[Spambayes] to From_ or not to From_?
Tim Peters
tim.one@comcast.net
Tue, 01 Oct 2002 19:35:14 -0400
[Neale Pickett, "From " lines]
> ...
> Here, I'll put my money where my mouth is. My mail program writes the
> From header as an X-From: line. I add this to my bayescustomize.ini:
>
> [Tokenizer]
> basic_header_tokenize: True
> basic_header_skip: received
> date
> x-[^f][^r].*
Note that this tokenizes a great many headers lines beyond just x-from.
Something like
basic_header_skip: (?!x-from)
would have been sharper (that's a negative lookahead assertion: it matches
iff the header name doesn't match x-from, so it skips a header line iff it's
not x-from, so it looks only at x-from -- all obvious to the most casual
observer <wink>).
> And I get this on my tiny corpus (2x5x200 messages):
>
> """
> false positive percentages
> 1.500 1.500 tied
> 1.000 1.000 tied
> 2.000 1.000 won -50.00%
> 1.500 1.000 won -33.33%
> 1.500 1.000 won -33.33%
>
> won 3 times
> tied 2 times
> lost 0 times
>
> total unique fp went from 15 to 11 won -26.67%
> mean fp % went from 1.5 to 1.1 won -26.67%
>
> false negative percentages
> 1.500 1.000 won -33.33%
> 0.000 0.500 lost +(was 0)
> 1.000 1.000 tied
> 0.500 0.000 won -100.00%
> 1.000 1.000 tied
>
> won 2 times
> tied 2 times
> lost 1 times
> """
>
> In all but one case where something changed, it was just a single
> message.
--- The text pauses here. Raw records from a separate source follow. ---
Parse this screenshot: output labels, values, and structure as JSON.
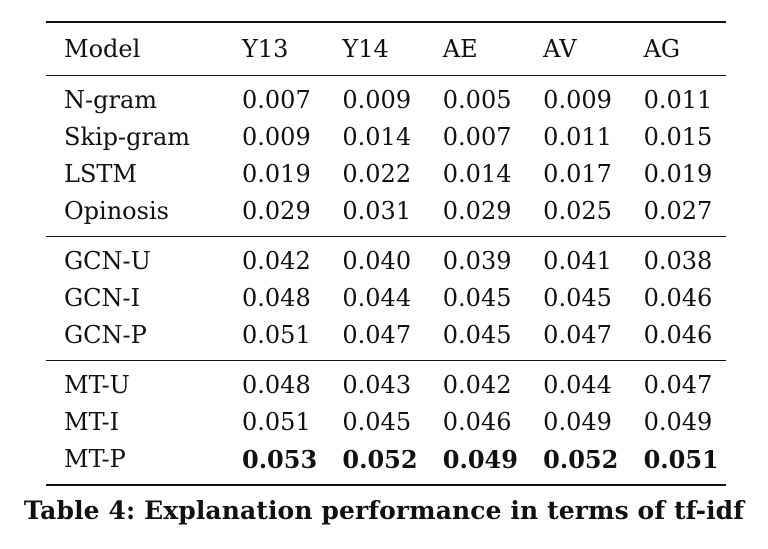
{
  "table": {
    "headers": [
      "Model",
      "Y13",
      "Y14",
      "AE",
      "AV",
      "AG"
    ],
    "groups": [
      {
        "rows": [
          {
            "cells": [
              "N-gram",
              "0.007",
              "0.009",
              "0.005",
              "0.009",
              "0.011"
            ]
          },
          {
            "cells": [
              "Skip-gram",
              "0.009",
              "0.014",
              "0.007",
              "0.011",
              "0.015"
            ]
          },
          {
            "cells": [
              "LSTM",
              "0.019",
              "0.022",
              "0.014",
              "0.017",
              "0.019"
            ]
          },
          {
            "cells": [
              "Opinosis",
              "0.029",
              "0.031",
              "0.029",
              "0.025",
              "0.027"
            ]
          }
        ]
      },
      {
        "rows": [
          {
            "cells": [
              "GCN-U",
              "0.042",
              "0.040",
              "0.039",
              "0.041",
              "0.038"
            ]
          },
          {
            "cells": [
              "GCN-I",
              "0.048",
              "0.044",
              "0.045",
              "0.045",
              "0.046"
            ]
          },
          {
            "cells": [
              "GCN-P",
              "0.051",
              "0.047",
              "0.045",
              "0.047",
              "0.046"
            ]
          }
        ]
      },
      {
        "rows": [
          {
            "cells": [
              "MT-U",
              "0.048",
              "0.043",
              "0.042",
              "0.044",
              "0.047"
            ]
          },
          {
            "cells": [
              "MT-I",
              "0.051",
              "0.045",
              "0.046",
              "0.049",
              "0.049"
            ]
          },
          {
            "cells": [
              "MT-P",
              "0.053",
              "0.052",
              "0.049",
              "0.052",
              "0.051"
            ],
            "bold": [
              false,
              true,
              true,
              true,
              true,
              true
            ]
          }
        ]
      }
    ]
  },
  "caption": "Table 4: Explanation performance in terms of tf-idf"
}
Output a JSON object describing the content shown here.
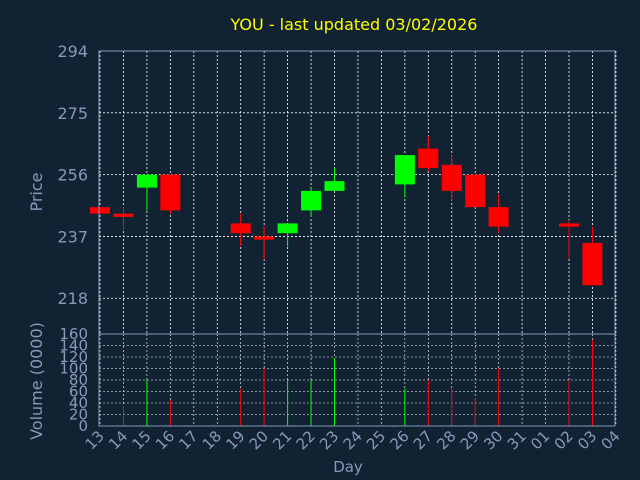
{
  "chart_data": {
    "type": "candlestick",
    "title": "YOU - last updated 03/02/2026",
    "xlabel": "Day",
    "ylabel": "Price",
    "volume_label": "Volume (0000)",
    "grid": true,
    "price_ylim": [
      207,
      294
    ],
    "price_ticks": [
      218,
      237,
      256,
      275,
      294
    ],
    "volume_ylim": [
      0,
      160
    ],
    "volume_ticks": [
      0,
      20,
      40,
      60,
      80,
      100,
      120,
      140,
      160
    ],
    "days": [
      "13",
      "14",
      "15",
      "16",
      "17",
      "18",
      "19",
      "20",
      "21",
      "22",
      "23",
      "24",
      "25",
      "26",
      "27",
      "28",
      "29",
      "30",
      "31",
      "01",
      "02",
      "03",
      "04"
    ],
    "candles": [
      {
        "day": "13",
        "open": 246,
        "high": 246,
        "low": 244,
        "close": 244,
        "volume": 0
      },
      {
        "day": "14",
        "open": 244,
        "high": 246,
        "low": 239,
        "close": 243,
        "volume": 35
      },
      {
        "day": "15",
        "open": 252,
        "high": 256,
        "low": 245,
        "close": 256,
        "volume": 80
      },
      {
        "day": "16",
        "open": 256,
        "high": 256,
        "low": 244,
        "close": 245,
        "volume": 45
      },
      {
        "day": "19",
        "open": 241,
        "high": 244,
        "low": 234,
        "close": 238,
        "volume": 65
      },
      {
        "day": "20",
        "open": 237,
        "high": 240,
        "low": 230,
        "close": 236,
        "volume": 100
      },
      {
        "day": "21",
        "open": 238,
        "high": 241,
        "low": 234,
        "close": 241,
        "volume": 80
      },
      {
        "day": "22",
        "open": 245,
        "high": 252,
        "low": 243,
        "close": 251,
        "volume": 80
      },
      {
        "day": "23",
        "open": 251,
        "high": 258,
        "low": 251,
        "close": 254,
        "volume": 118
      },
      {
        "day": "26",
        "open": 253,
        "high": 262,
        "low": 249,
        "close": 262,
        "volume": 65
      },
      {
        "day": "27",
        "open": 264,
        "high": 268,
        "low": 257,
        "close": 258,
        "volume": 80
      },
      {
        "day": "28",
        "open": 259,
        "high": 262,
        "low": 248,
        "close": 251,
        "volume": 65
      },
      {
        "day": "29",
        "open": 256,
        "high": 256,
        "low": 246,
        "close": 246,
        "volume": 48
      },
      {
        "day": "30",
        "open": 246,
        "high": 250,
        "low": 238,
        "close": 240,
        "volume": 100
      },
      {
        "day": "02",
        "open": 241,
        "high": 242,
        "low": 230,
        "close": 240,
        "volume": 80
      },
      {
        "day": "03",
        "open": 235,
        "high": 240,
        "low": 222,
        "close": 222,
        "volume": 150
      }
    ],
    "colors": {
      "background": "#112233",
      "axis": "#8899bb",
      "grid": "#ffffff",
      "title": "#ffff00",
      "up": "#00ff00",
      "down": "#ff0000"
    }
  }
}
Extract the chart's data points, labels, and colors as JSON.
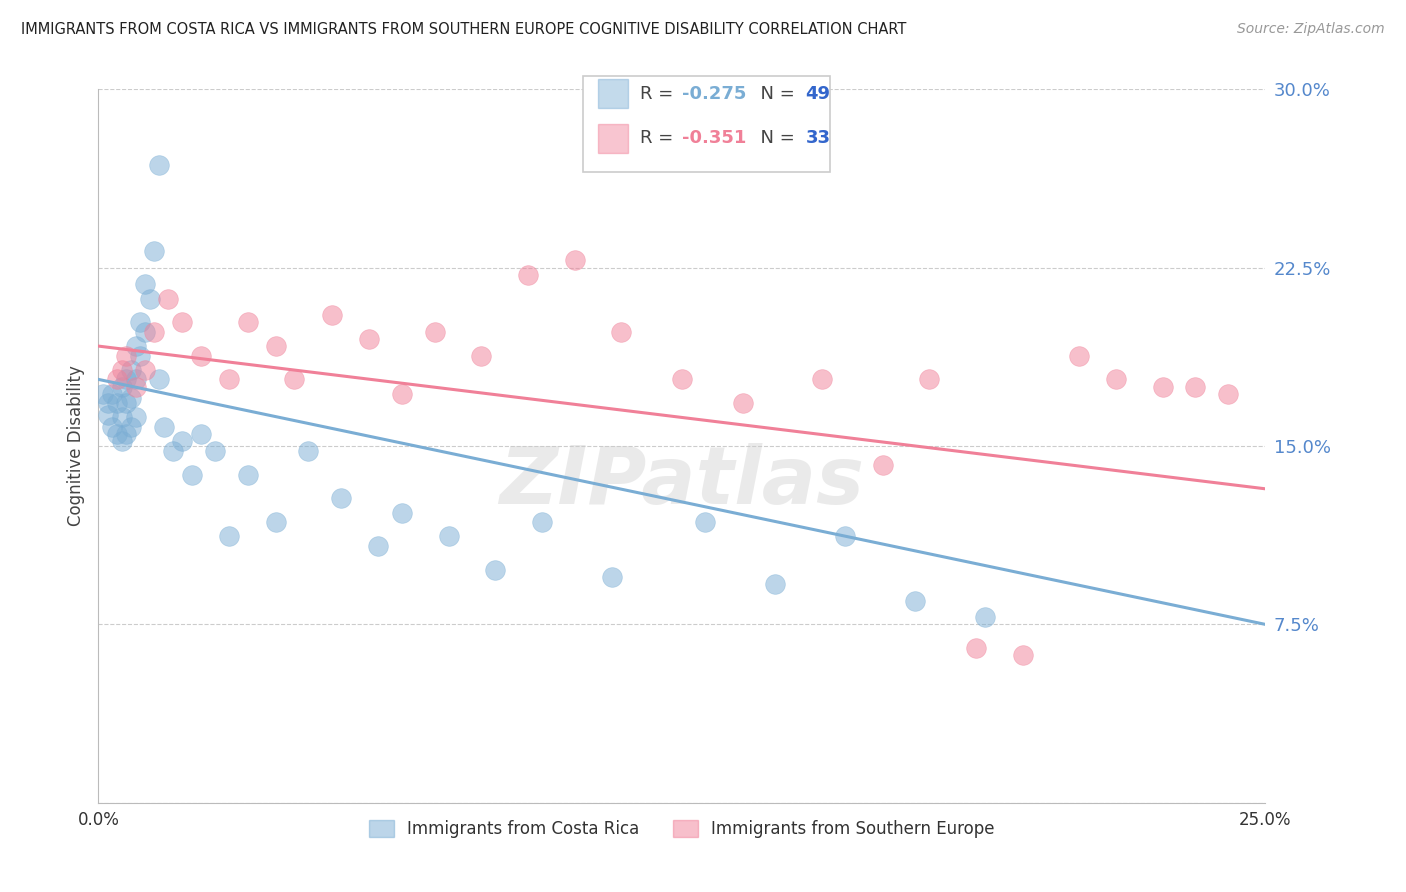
{
  "title": "IMMIGRANTS FROM COSTA RICA VS IMMIGRANTS FROM SOUTHERN EUROPE COGNITIVE DISABILITY CORRELATION CHART",
  "source": "Source: ZipAtlas.com",
  "ylabel": "Cognitive Disability",
  "xlim": [
    0.0,
    0.25
  ],
  "ylim": [
    0.0,
    0.3
  ],
  "yticks": [
    0.0,
    0.075,
    0.15,
    0.225,
    0.3
  ],
  "ytick_labels": [
    "",
    "7.5%",
    "15.0%",
    "22.5%",
    "30.0%"
  ],
  "xticks": [
    0.0,
    0.25
  ],
  "xtick_labels": [
    "0.0%",
    "25.0%"
  ],
  "grid_color": "#cccccc",
  "background_color": "#ffffff",
  "watermark": "ZIPatlas",
  "series": [
    {
      "name": "Immigrants from Costa Rica",
      "color": "#7aadd4",
      "R": -0.275,
      "N": 49,
      "x": [
        0.001,
        0.002,
        0.002,
        0.003,
        0.003,
        0.004,
        0.004,
        0.005,
        0.005,
        0.005,
        0.006,
        0.006,
        0.006,
        0.007,
        0.007,
        0.007,
        0.008,
        0.008,
        0.008,
        0.009,
        0.009,
        0.01,
        0.01,
        0.011,
        0.012,
        0.013,
        0.013,
        0.014,
        0.016,
        0.018,
        0.02,
        0.022,
        0.025,
        0.028,
        0.032,
        0.038,
        0.045,
        0.052,
        0.06,
        0.065,
        0.075,
        0.085,
        0.095,
        0.11,
        0.13,
        0.145,
        0.16,
        0.175,
        0.19
      ],
      "y": [
        0.172,
        0.168,
        0.163,
        0.172,
        0.158,
        0.168,
        0.155,
        0.175,
        0.162,
        0.152,
        0.178,
        0.168,
        0.155,
        0.182,
        0.17,
        0.158,
        0.192,
        0.178,
        0.162,
        0.202,
        0.188,
        0.218,
        0.198,
        0.212,
        0.232,
        0.268,
        0.178,
        0.158,
        0.148,
        0.152,
        0.138,
        0.155,
        0.148,
        0.112,
        0.138,
        0.118,
        0.148,
        0.128,
        0.108,
        0.122,
        0.112,
        0.098,
        0.118,
        0.095,
        0.118,
        0.092,
        0.112,
        0.085,
        0.078
      ],
      "trend_x": [
        0.0,
        0.25
      ],
      "trend_y": [
        0.178,
        0.075
      ]
    },
    {
      "name": "Immigrants from Southern Europe",
      "color": "#f08098",
      "R": -0.351,
      "N": 33,
      "x": [
        0.004,
        0.005,
        0.006,
        0.008,
        0.01,
        0.012,
        0.015,
        0.018,
        0.022,
        0.028,
        0.032,
        0.038,
        0.042,
        0.05,
        0.058,
        0.065,
        0.072,
        0.082,
        0.092,
        0.102,
        0.112,
        0.125,
        0.138,
        0.155,
        0.168,
        0.178,
        0.188,
        0.198,
        0.21,
        0.218,
        0.228,
        0.235,
        0.242
      ],
      "y": [
        0.178,
        0.182,
        0.188,
        0.175,
        0.182,
        0.198,
        0.212,
        0.202,
        0.188,
        0.178,
        0.202,
        0.192,
        0.178,
        0.205,
        0.195,
        0.172,
        0.198,
        0.188,
        0.222,
        0.228,
        0.198,
        0.178,
        0.168,
        0.178,
        0.142,
        0.178,
        0.065,
        0.062,
        0.188,
        0.178,
        0.175,
        0.175,
        0.172
      ],
      "trend_x": [
        0.0,
        0.25
      ],
      "trend_y": [
        0.192,
        0.132
      ]
    }
  ],
  "legend_entries": [
    {
      "r_text": "R = ",
      "r_val": "-0.275",
      "n_text": "  N = ",
      "n_val": "49",
      "color": "#7aadd4"
    },
    {
      "r_text": "R = ",
      "r_val": "-0.351",
      "n_text": "  N = ",
      "n_val": "33",
      "color": "#f08098"
    }
  ]
}
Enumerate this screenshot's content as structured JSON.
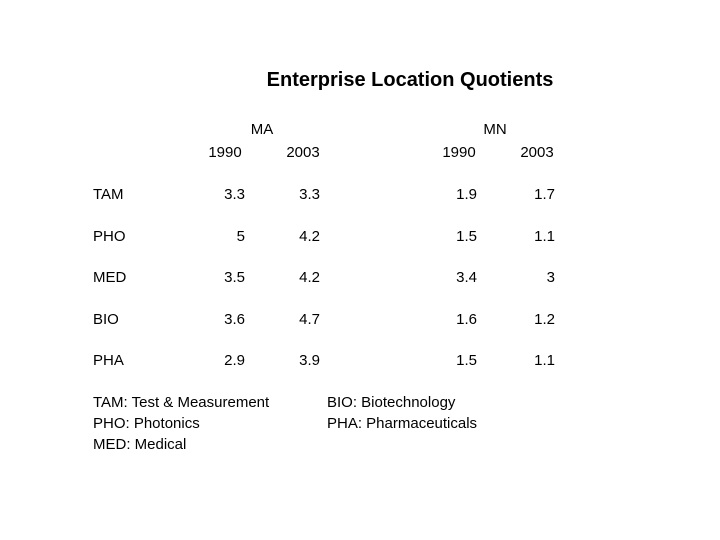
{
  "title": "Enterprise Location Quotients",
  "table": {
    "groups": [
      "MA",
      "MN"
    ],
    "years": [
      "1990",
      "2003",
      "1990",
      "2003"
    ],
    "rows": [
      [
        "TAM",
        3.3,
        3.3,
        1.9,
        1.7
      ],
      [
        "PHO",
        5,
        4.2,
        1.5,
        1.1
      ],
      [
        "MED",
        3.5,
        4.2,
        3.4,
        3
      ],
      [
        "BIO",
        3.6,
        4.7,
        1.6,
        1.2
      ],
      [
        "PHA",
        2.9,
        3.9,
        1.5,
        1.1
      ]
    ]
  },
  "legend": {
    "left": [
      "TAM: Test & Measurement",
      "PHO: Photonics",
      "MED: Medical"
    ],
    "right": [
      "BIO: Biotechnology",
      "PHA: Pharmaceuticals"
    ]
  }
}
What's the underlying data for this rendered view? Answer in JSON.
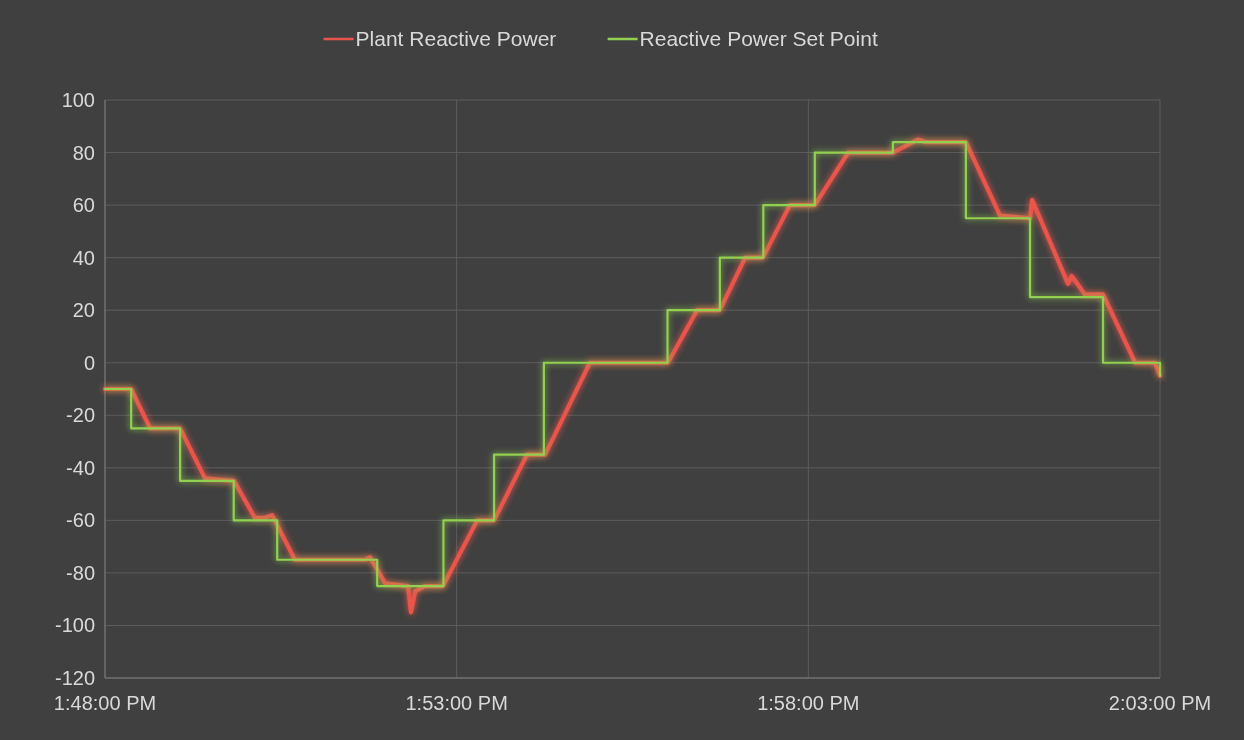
{
  "chart_data": {
    "type": "line",
    "legend": "top",
    "grid": true,
    "marker": "none",
    "line_style": "solid",
    "xlim": [
      13.8,
      14.05
    ],
    "xticks": [
      {
        "value": 13.8,
        "label": "1:48:00 PM"
      },
      {
        "value": 13.88333,
        "label": "1:53:00 PM"
      },
      {
        "value": 13.96667,
        "label": "1:58:00 PM"
      },
      {
        "value": 14.05,
        "label": "2:03:00 PM"
      }
    ],
    "ylim": [
      -120,
      100
    ],
    "yticks": [
      -120,
      -100,
      -80,
      -60,
      -40,
      -20,
      0,
      20,
      40,
      60,
      80,
      100
    ],
    "series": [
      {
        "name": "Plant Reactive Power",
        "color": "#e8544c",
        "x": [
          13.8,
          13.8062,
          13.8107,
          13.8178,
          13.8237,
          13.8306,
          13.8355,
          13.8379,
          13.8396,
          13.845,
          13.8616,
          13.8628,
          13.8664,
          13.8718,
          13.8725,
          13.8735,
          13.8758,
          13.8801,
          13.8882,
          13.8922,
          13.9,
          13.9043,
          13.9149,
          13.9334,
          13.9403,
          13.9457,
          13.9517,
          13.9559,
          13.9623,
          13.9682,
          13.9761,
          13.9867,
          13.9927,
          13.9943,
          14.004,
          14.0121,
          14.0192,
          14.0197,
          14.0282,
          14.0291,
          14.0322,
          14.0365,
          14.0441,
          14.0488,
          14.05
        ],
        "values": [
          -10,
          -10,
          -25,
          -25,
          -44,
          -45,
          -59,
          -59,
          -58,
          -75,
          -75,
          -74,
          -84,
          -85,
          -95,
          -87,
          -85,
          -85,
          -60,
          -60,
          -35,
          -35,
          0,
          0,
          20,
          20,
          40,
          40,
          60,
          60,
          80,
          80,
          85,
          84,
          84,
          56,
          55,
          62,
          30,
          33,
          26,
          26,
          0,
          0,
          -5
        ]
      },
      {
        "name": "Reactive Power Set Point",
        "type": "step",
        "color": "#92d050",
        "x": [
          13.8,
          13.8062,
          13.8178,
          13.8305,
          13.8408,
          13.8645,
          13.8802,
          13.8922,
          13.904,
          13.9333,
          13.9457,
          13.956,
          13.9682,
          13.9867,
          14.004,
          14.0192,
          14.0365,
          14.0488,
          14.05
        ],
        "values": [
          -10,
          -25,
          -45,
          -60,
          -75,
          -85,
          -60,
          -35,
          0,
          20,
          40,
          60,
          80,
          84,
          55,
          25,
          0,
          0,
          -5
        ]
      }
    ]
  }
}
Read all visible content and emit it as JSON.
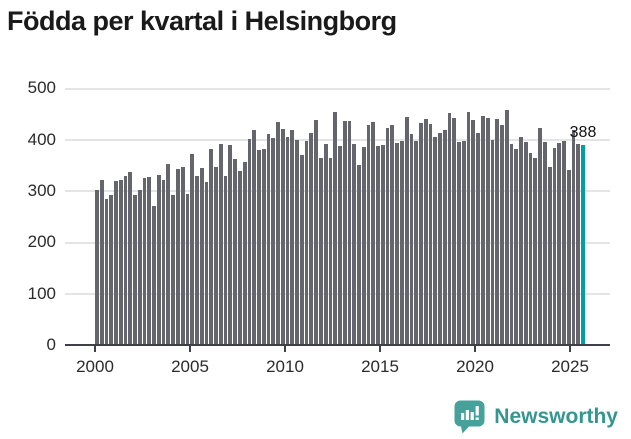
{
  "title": "Födda per kvartal i Helsingborg",
  "chart_data": {
    "type": "bar",
    "title": "Födda per kvartal i Helsingborg",
    "xlabel": "",
    "ylabel": "",
    "ylim": [
      0,
      500
    ],
    "grid": true,
    "legend": "none",
    "x_start": "2000 Q1",
    "x_end": "2025 Q3",
    "x_tick_labels": [
      "2000",
      "2005",
      "2010",
      "2015",
      "2020",
      "2025"
    ],
    "y_tick_labels": [
      "0",
      "100",
      "200",
      "300",
      "400",
      "500"
    ],
    "values": [
      300,
      320,
      284,
      291,
      318,
      321,
      329,
      335,
      291,
      300,
      324,
      326,
      270,
      330,
      320,
      351,
      291,
      341,
      346,
      292,
      371,
      329,
      343,
      317,
      380,
      345,
      390,
      328,
      389,
      362,
      337,
      355,
      400,
      417,
      378,
      381,
      410,
      402,
      433,
      419,
      404,
      417,
      399,
      370,
      396,
      412,
      438,
      363,
      391,
      363,
      454,
      386,
      436,
      436,
      391,
      350,
      384,
      427,
      434,
      387,
      388,
      421,
      427,
      393,
      397,
      443,
      410,
      396,
      432,
      440,
      430,
      404,
      412,
      417,
      451,
      441,
      395,
      397,
      454,
      437,
      413,
      445,
      441,
      399,
      440,
      428,
      458,
      390,
      380,
      404,
      395,
      373,
      363,
      421,
      395,
      346,
      383,
      392,
      397,
      340,
      418,
      390,
      388
    ],
    "highlight": {
      "index": 102,
      "label": "388",
      "color": "#00a0a0"
    }
  },
  "colors": {
    "title": "#1a1a1a",
    "tick_label": "#2b2b2b",
    "bar": "#65656d",
    "accent": "#00a0a0",
    "axis": "#3f3f47",
    "grid": "#e4e4e4",
    "logo_icon": "#46a19a",
    "logo_text": "#35968f"
  },
  "footer": {
    "brand": "Newsworthy"
  }
}
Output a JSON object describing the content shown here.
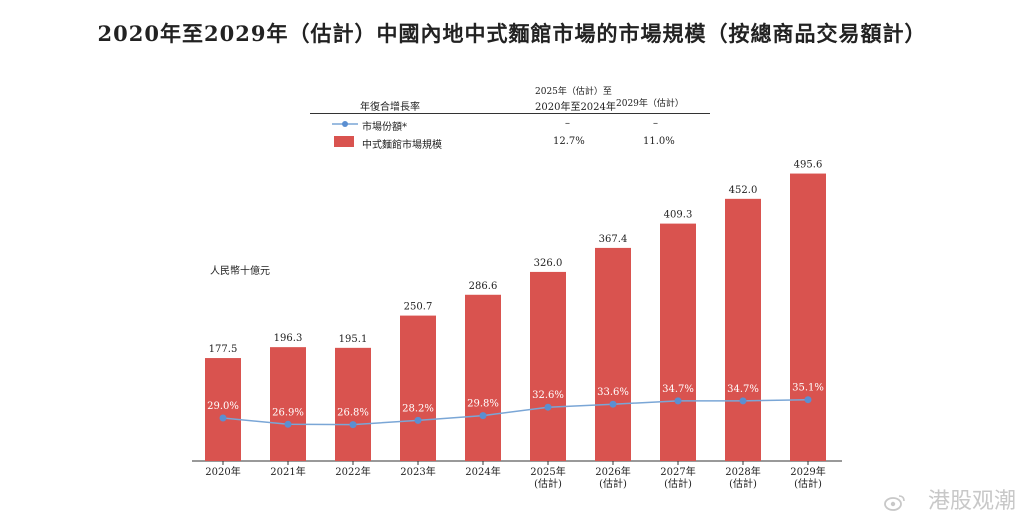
{
  "title": "2020年至2029年（估計）中國內地中式麵館市場的市場規模（按總商品交易額計）",
  "legend": {
    "header": "年復合增長率",
    "col1": "2020年至2024年",
    "col2_line1": "2025年（估計）至",
    "col2_line2": "2029年（估計）",
    "rows": [
      {
        "name": "市場份額*",
        "col1": "–",
        "col2": "–"
      },
      {
        "name": "中式麵館市場規模",
        "col1": "12.7%",
        "col2": "11.0%"
      }
    ]
  },
  "unit_label": "人民幣十億元",
  "watermark": "港股观潮",
  "colors": {
    "bar": "#d9534f",
    "line": "#7aa6d6",
    "point": "#5b8fd1"
  },
  "chart_data": {
    "type": "bar",
    "categories": [
      "2020年",
      "2021年",
      "2022年",
      "2023年",
      "2024年",
      "2025年",
      "2026年",
      "2027年",
      "2028年",
      "2029年"
    ],
    "category_sublabels": [
      "",
      "",
      "",
      "",
      "",
      "(估計)",
      "(估計)",
      "(估計)",
      "(估計)",
      "(估計)"
    ],
    "series": [
      {
        "name": "中式麵館市場規模",
        "type": "bar",
        "values": [
          177.5,
          196.3,
          195.1,
          250.7,
          286.6,
          326.0,
          367.4,
          409.3,
          452.0,
          495.6
        ],
        "labels": [
          "177.5",
          "196.3",
          "195.1",
          "250.7",
          "286.6",
          "326.0",
          "367.4",
          "409.3",
          "452.0",
          "495.6"
        ]
      },
      {
        "name": "市場份額*",
        "type": "line",
        "values": [
          29.0,
          26.9,
          26.8,
          28.2,
          29.8,
          32.6,
          33.6,
          34.7,
          34.7,
          35.1
        ],
        "labels": [
          "29.0%",
          "26.9%",
          "26.8%",
          "28.2%",
          "29.8%",
          "32.6%",
          "33.6%",
          "34.7%",
          "34.7%",
          "35.1%"
        ]
      }
    ],
    "ylabel": "人民幣十億元",
    "ylim": [
      0,
      520
    ],
    "grid": false
  }
}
That's not a huge improvement,
*Relative to* your error rates, it was a huge improvement, but it's hard to
be confident about it because the absolute # of msgs involved is so small.
Still, that it won 3 times on f-p, and never lost, adds to the confidence
you should have that it truly helped.
> but maybe enough of one to convince someone with a larger test
> set to try it out?
I can't get away with tokenizing so many header lines; there are too many
"good clues for bad reasons" in my mixed-source data.